Sir Oliver Lindenbrook (James Mason) is a geology professor in Edinburgh, Scotland. When a gift from one of his students, Alec McKuen (Pat Boone), turns out to be a clue to the fabulous mysteries under the surface, he sets off to Iceland to find a passageway to the planet's core. He's joined on this adventure by Alec and Carla Goteborg (Arlene Dahl), the wife of a murdered rival, with a gigantic Icelander (Peter Ronson) and his pet duck tagging along. But this race to discovery also has the villainous Count Saknussem (Thayer David) doing anything he can to foil Lindenbrook's expedition and claim the scientific glory for himself.

Fortunately for Lindenbrook and company, the Earth in this movie is not comprised of miles and miles of impenetrable rock surrounding a cauldron of molten lava. No, this underworld is an unending series of cave and passageways that get more strange and wonderful as they go along. There's luminous algae, giant mushrooms, dinosaurs, a subterranean ocean and even the lost city of Atlantis. Very little of it makes a lick of scientific sense but it all looks appealing. With the strong personalities of Mason and Dahl, the beefcake of Boone and Ronson and occasional heart-tugging glances back at Jenny (Diane Baker), the girl Alec left behind to go on this journey, this film maintains a pretty good level of energy and while it may be corny and cheesy by modern standards, it never comes close to boring.
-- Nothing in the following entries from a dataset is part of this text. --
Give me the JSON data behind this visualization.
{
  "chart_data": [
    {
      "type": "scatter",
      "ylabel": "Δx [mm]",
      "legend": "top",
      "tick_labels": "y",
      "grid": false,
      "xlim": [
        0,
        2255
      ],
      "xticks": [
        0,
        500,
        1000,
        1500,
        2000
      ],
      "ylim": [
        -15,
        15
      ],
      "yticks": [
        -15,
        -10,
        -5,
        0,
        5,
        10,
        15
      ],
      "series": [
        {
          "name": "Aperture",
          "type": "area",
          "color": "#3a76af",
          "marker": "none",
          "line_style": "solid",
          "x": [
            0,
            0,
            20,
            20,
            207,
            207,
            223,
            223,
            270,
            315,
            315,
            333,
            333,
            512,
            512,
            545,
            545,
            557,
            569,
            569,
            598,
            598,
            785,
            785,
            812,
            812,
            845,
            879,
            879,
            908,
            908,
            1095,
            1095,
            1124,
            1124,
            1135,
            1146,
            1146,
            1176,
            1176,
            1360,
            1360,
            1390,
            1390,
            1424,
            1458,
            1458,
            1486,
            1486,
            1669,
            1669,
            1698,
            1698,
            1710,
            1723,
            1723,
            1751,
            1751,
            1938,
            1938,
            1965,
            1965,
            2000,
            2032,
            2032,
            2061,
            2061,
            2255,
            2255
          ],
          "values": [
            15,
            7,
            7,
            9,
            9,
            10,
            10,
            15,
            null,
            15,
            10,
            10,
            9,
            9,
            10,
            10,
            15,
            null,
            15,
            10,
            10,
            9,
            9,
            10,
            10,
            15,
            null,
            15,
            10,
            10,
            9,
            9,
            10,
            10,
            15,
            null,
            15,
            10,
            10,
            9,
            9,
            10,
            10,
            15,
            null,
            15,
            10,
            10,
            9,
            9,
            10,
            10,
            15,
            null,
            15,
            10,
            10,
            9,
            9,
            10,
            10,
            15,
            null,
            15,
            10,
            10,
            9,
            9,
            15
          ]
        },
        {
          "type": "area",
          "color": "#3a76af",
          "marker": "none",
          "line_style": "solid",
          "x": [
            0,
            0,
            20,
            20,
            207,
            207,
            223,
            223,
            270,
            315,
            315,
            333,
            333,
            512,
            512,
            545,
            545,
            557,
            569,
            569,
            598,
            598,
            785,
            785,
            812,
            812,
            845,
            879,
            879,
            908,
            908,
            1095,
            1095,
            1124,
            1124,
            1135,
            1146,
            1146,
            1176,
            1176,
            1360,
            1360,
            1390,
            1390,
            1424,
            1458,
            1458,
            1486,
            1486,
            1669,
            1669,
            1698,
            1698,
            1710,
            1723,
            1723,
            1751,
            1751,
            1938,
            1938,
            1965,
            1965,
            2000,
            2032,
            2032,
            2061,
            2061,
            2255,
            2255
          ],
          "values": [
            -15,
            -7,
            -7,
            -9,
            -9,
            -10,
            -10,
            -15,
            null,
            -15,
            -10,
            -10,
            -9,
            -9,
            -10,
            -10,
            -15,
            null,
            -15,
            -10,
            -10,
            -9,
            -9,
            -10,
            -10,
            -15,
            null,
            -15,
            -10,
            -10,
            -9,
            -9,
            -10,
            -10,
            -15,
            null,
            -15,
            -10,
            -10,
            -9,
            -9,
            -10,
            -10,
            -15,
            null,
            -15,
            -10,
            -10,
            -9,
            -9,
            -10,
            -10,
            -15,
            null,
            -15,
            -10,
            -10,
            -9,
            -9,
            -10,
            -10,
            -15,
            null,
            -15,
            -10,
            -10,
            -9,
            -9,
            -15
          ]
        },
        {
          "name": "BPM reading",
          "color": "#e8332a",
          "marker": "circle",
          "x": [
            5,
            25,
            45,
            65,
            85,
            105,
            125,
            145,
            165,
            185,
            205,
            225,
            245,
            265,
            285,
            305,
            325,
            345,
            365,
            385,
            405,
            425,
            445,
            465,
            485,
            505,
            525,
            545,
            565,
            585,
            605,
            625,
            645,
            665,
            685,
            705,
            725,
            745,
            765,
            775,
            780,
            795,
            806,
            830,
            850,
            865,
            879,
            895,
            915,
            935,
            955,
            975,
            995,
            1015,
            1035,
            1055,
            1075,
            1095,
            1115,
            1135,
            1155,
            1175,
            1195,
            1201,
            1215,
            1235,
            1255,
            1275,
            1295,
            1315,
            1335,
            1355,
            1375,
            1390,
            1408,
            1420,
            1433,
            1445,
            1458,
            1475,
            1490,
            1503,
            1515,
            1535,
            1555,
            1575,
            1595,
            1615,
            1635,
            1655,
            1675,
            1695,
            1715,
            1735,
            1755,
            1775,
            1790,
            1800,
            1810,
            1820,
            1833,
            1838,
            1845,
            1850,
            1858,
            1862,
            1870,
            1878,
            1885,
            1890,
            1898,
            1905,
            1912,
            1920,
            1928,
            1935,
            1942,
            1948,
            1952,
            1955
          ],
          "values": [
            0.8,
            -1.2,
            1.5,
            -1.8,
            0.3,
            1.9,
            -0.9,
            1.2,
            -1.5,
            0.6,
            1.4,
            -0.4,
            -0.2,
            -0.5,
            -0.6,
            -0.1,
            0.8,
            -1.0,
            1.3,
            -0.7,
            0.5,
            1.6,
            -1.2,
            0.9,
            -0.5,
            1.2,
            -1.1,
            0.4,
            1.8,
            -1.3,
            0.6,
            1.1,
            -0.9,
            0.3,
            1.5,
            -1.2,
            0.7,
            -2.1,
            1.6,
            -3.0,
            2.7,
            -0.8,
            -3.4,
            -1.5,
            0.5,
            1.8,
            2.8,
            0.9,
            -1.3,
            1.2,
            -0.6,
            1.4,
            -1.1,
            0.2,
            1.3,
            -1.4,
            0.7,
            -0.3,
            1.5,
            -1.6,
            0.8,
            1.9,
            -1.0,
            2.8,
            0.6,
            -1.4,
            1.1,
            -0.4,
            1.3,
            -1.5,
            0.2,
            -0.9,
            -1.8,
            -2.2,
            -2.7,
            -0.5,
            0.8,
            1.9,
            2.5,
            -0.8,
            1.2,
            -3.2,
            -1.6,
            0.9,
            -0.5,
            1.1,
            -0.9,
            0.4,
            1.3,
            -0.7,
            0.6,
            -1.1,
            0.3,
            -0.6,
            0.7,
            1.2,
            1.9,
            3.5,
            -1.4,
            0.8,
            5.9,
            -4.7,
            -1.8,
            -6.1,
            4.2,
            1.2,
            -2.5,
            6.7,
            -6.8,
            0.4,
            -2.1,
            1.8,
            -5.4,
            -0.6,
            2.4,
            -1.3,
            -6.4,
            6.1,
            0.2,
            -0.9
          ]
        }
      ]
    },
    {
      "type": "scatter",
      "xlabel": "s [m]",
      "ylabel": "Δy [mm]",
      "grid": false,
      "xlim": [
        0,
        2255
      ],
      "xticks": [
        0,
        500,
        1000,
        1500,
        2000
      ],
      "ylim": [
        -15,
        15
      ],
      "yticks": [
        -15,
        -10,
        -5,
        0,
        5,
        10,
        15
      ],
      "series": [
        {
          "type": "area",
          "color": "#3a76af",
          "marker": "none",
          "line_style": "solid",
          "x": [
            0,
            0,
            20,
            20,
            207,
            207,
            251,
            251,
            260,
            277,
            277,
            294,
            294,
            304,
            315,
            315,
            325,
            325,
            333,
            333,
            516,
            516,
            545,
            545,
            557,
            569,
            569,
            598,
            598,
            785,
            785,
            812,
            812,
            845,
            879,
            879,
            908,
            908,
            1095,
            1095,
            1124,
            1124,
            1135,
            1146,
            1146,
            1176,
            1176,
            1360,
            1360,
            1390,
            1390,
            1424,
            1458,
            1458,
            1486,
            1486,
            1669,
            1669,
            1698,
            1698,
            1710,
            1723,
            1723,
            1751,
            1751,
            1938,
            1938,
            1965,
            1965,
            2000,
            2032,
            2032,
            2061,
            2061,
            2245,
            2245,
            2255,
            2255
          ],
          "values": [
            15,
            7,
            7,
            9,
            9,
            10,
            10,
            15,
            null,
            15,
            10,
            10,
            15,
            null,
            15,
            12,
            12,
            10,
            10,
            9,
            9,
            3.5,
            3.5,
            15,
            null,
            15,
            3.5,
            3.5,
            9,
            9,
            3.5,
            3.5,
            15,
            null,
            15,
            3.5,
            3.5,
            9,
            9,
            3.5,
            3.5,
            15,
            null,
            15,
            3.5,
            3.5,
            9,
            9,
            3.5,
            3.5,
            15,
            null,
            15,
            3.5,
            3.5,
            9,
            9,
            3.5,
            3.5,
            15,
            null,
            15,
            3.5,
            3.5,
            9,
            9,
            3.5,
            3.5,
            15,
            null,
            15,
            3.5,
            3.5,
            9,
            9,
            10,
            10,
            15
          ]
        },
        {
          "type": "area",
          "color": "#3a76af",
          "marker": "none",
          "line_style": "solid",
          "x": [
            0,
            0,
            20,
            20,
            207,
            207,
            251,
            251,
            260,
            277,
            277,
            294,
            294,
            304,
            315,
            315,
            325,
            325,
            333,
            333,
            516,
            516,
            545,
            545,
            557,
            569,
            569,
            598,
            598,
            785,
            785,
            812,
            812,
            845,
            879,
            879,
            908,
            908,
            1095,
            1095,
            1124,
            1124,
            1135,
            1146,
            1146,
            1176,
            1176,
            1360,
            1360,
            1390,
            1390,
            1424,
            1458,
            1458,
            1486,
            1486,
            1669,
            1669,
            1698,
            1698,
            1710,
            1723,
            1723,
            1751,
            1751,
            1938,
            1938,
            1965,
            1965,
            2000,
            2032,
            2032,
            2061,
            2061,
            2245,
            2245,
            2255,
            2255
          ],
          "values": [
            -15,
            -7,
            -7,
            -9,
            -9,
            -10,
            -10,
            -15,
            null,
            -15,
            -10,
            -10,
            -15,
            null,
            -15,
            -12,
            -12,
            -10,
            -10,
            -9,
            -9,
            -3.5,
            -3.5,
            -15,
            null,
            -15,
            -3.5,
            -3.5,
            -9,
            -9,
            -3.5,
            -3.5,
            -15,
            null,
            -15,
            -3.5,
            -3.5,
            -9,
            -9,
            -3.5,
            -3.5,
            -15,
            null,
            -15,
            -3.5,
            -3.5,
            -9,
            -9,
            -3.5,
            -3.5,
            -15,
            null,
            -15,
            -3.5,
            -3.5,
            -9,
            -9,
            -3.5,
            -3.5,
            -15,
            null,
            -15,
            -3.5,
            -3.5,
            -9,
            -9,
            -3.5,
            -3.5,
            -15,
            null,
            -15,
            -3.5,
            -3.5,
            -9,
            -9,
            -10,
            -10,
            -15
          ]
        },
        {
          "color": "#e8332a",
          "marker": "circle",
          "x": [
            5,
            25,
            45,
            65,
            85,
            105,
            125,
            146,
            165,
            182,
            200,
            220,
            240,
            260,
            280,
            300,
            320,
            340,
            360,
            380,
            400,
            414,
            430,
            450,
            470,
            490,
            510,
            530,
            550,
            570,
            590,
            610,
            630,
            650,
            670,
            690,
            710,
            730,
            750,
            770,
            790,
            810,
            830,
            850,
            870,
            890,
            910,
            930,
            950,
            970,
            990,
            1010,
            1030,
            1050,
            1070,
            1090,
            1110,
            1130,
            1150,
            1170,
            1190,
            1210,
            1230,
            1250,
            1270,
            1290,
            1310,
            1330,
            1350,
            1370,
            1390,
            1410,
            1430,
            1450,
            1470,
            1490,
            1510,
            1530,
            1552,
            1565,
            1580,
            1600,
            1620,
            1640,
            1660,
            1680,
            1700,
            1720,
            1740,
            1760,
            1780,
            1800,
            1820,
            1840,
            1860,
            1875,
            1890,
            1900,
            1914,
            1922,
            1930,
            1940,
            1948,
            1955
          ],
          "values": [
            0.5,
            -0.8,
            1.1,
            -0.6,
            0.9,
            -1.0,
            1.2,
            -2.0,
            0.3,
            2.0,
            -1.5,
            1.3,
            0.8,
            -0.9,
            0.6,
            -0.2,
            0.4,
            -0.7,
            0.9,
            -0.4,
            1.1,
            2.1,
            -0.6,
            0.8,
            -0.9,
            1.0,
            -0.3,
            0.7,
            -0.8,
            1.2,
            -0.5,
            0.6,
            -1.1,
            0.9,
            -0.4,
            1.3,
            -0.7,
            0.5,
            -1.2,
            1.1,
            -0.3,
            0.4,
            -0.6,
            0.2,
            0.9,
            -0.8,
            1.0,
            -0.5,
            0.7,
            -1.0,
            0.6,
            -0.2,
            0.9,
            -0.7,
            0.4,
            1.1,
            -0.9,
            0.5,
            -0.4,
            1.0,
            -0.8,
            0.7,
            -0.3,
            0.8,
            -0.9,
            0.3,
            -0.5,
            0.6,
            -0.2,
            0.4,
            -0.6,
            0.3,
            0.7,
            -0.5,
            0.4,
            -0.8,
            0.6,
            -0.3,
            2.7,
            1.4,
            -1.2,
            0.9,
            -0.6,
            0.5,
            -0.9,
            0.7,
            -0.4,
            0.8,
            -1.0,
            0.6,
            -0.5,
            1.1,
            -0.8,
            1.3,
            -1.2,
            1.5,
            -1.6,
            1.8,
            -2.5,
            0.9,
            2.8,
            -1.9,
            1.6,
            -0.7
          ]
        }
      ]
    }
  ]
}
This is the sort of Hollywood blockbuster that was designed and meant to appeal to everyone in the audience from 8 to 80, not 18 to 30. So you've got the pet duck along for comic relief and it even figures into a couple of important plot points. The good guys are so unrelentingly noble and wholesome that even Count Saknussem, who kills Carla's husband, works his own servant to death and shoots Alec, is quickly forgiven his transgressions. The special effects top off at iguanas with big fins glued to their backs and a salamander that appears to have been painted red to pass for a giant chameleon. No one in the story is a wise-cracking smartass and the whole thing ends with the triumphant heroes being serenaded by an adoring crowd. If any of that stuff puts your teeth on edge, Journey to the Center of the Earth is not for you.

If you'd like a pleasant, inoffensive and never insultingly stupid movie to take up a couple hours of your day, something you can simultaneously watch with the youngest of kids and the oldest of grandparents, this will be just what the doctor ordered.